NGC 3994 is an unbarred spiral galaxy in the constellation Ursa Major. The galaxy lies about 160 million light years away from Earth, which means, given its apparent dimensions, that NGC 3994 is approximately 70,000 light years across. It was discovered by Heinrich d'Arrest on April 6, 1864.

NGC 3994 forms a triplet of galaxies with NGC 3995, which lies 1.9 arcminutes, and NGC 3991, which lies 3.7 arcminutes away. The triplet has been included in Halton Arp's Atlas of Peculiar Galaxies as Arp 313. Both NGC 3995 and NGC 3991 have a disturbed appearance while NGC 3994 does not. The triplet is part of the NGC 3966 Group or LGG 259. Other members include NGC 3966, NGC 3935, NGC 3986, IC 2973, UGC 6892, IC 2978, and IC 2979.
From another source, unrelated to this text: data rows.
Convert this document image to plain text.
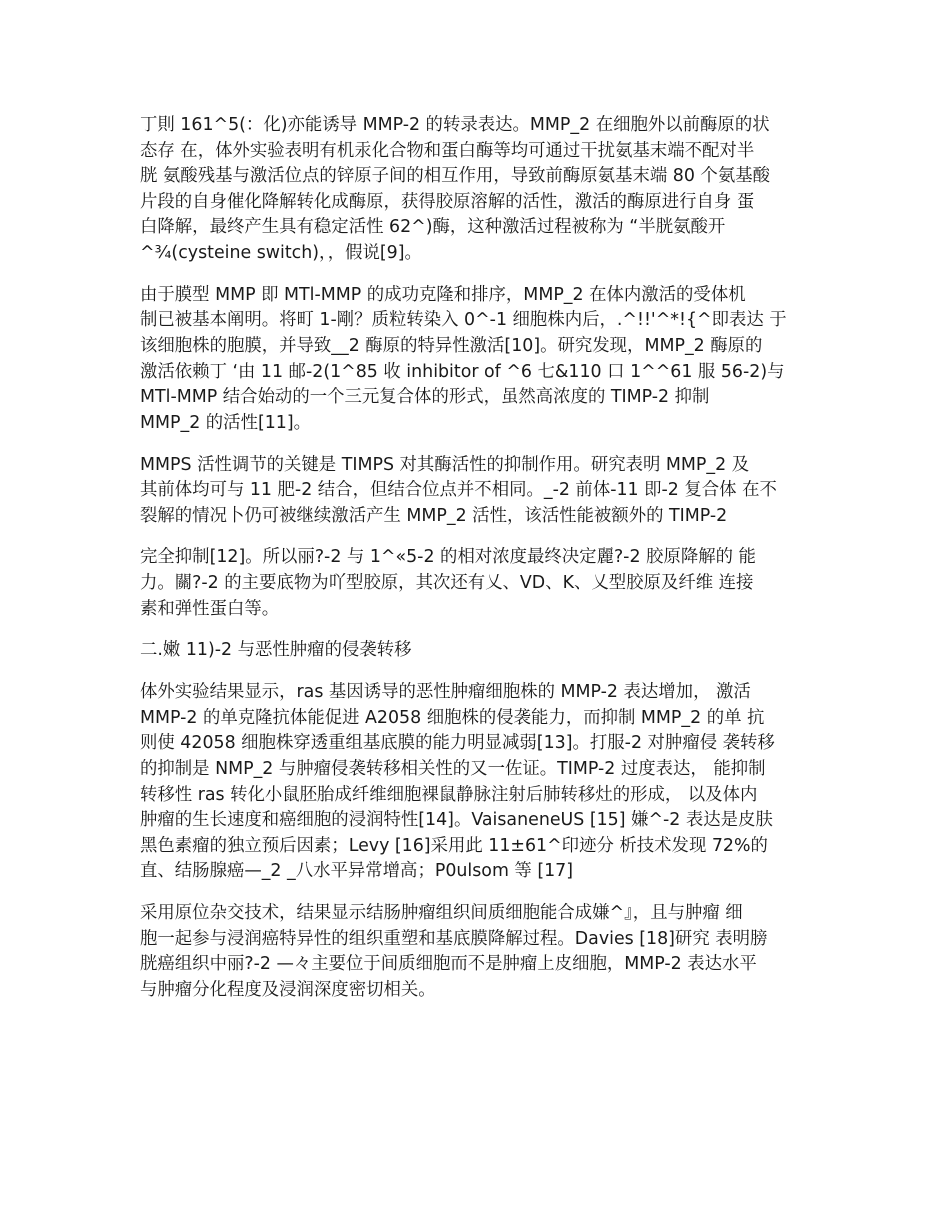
丁則 161^5(：化)亦能诱导 MMP-2 的转录表达。MMP_2 在细胞外以前酶原的状
态存 在，体外实验表明有机汞化合物和蛋白酶等均可通过干扰氨基末端不配对半
胱 氨酸残基与激活位点的锌原子间的相互作用，导致前酶原氨基末端 80 个氨基酸
片段的自身催化降解转化成酶原，获得胶原溶解的活性，激活的酶原进行自身 蛋
白降解，最终产生具有稳定活性 62^)酶，这种激活过程被称为 “半胱氨酸开
^¾(cysteine switch)，，假说[9]。

由于膜型 MMP 即 MTl-MMP 的成功克隆和排序，MMP_2 在体内激活的受体机
制已被基本阐明。将町 1-剛？质粒转染入 0^-1 细胞株内后，.^!!'^*!{^即表达 于
该细胞株的胞膜，并导致__2 酶原的特异性激活[10]。研究发现，MMP_2 酶原的
激活依赖丁 ‘由 11 邮-2(1^85 收 inhibitor of ^6 七&110 口 1^^61 服 56-2)与
MTl-MMP 结合始动的一个三元复合体的形式，虽然高浓度的 TIMP-2 抑制
MMP_2 的活性[11]。

MMPS 活性调节的关键是 TIMPS 对其酶活性的抑制作用。研究表明 MMP_2 及
其前体均可与 11 肥-2 结合，但结合位点并不相同。_-2 前体-11 即-2 复合体 在不
裂解的情况卜仍可被继续激活产生 MMP_2 活性，该活性能被额外的 TIMP-2

完全抑制[12]。所以丽?-2 与 1^«5-2 的相对浓度最终决定麗?-2 胶原降解的 能
力。關?-2 的主要底物为吖型胶原，其次还有乂、VD、K、乂型胶原及纤维 连接
素和弹性蛋白等。

二.嫩 11)-2 与恶性肿瘤的侵袭转移

体外实验结果显示，ras 基因诱导的恶性肿瘤细胞株的 MMP-2 表达增加， 激活
MMP-2 的单克隆抗体能促进 A2058 细胞株的侵袭能力，而抑制 MMP_2 的单 抗
则使 42058 细胞株穿透重组基底膜的能力明显减弱[13]。打服-2 对肿瘤侵 袭转移
的抑制是 NMP_2 与肿瘤侵袭转移相关性的又一佐证。TIMP-2 过度表达， 能抑制
转移性 ras 转化小鼠胚胎成纤维细胞裸鼠静脉注射后肺转移灶的形成， 以及体内
肿瘤的生长速度和癌细胞的浸润特性[14]。VaisaneneUS [15] 嫌^-2 表达是皮肤
黑色素瘤的独立预后因素；Levy [16]采用此 11±61^印迹分 析技术发现 72%的
直、结肠腺癌—_2 _八水平异常增高；P0ulsom 等 [17]

采用原位杂交技术，结果显示结肠肿瘤组织间质细胞能合成嫌^』，且与肿瘤 细
胞一起参与浸润癌特异性的组织重塑和基底膜降解过程。Davies [18]研究 表明膀
胱癌组织中丽?-2 —々主要位于间质细胞而不是肿瘤上皮细胞，MMP-2 表达水平
与肿瘤分化程度及浸润深度密切相关。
The nucleus of the galaxy has been found to be active, and based on its spectral lines it is a composite object with LINER and HII region characteristics. The nucleus lacks central ultraviolet emission when observed by the Hubble Space Telescope. Star formation knots are visible along the spiral arms, most of them with ages less than 20 million years, with no correlation between location and age. The star formation rate of NGC 3995 is estimated to be 2.9±0.6 M_solar per year, with higher rates observed near the centre of the galaxy.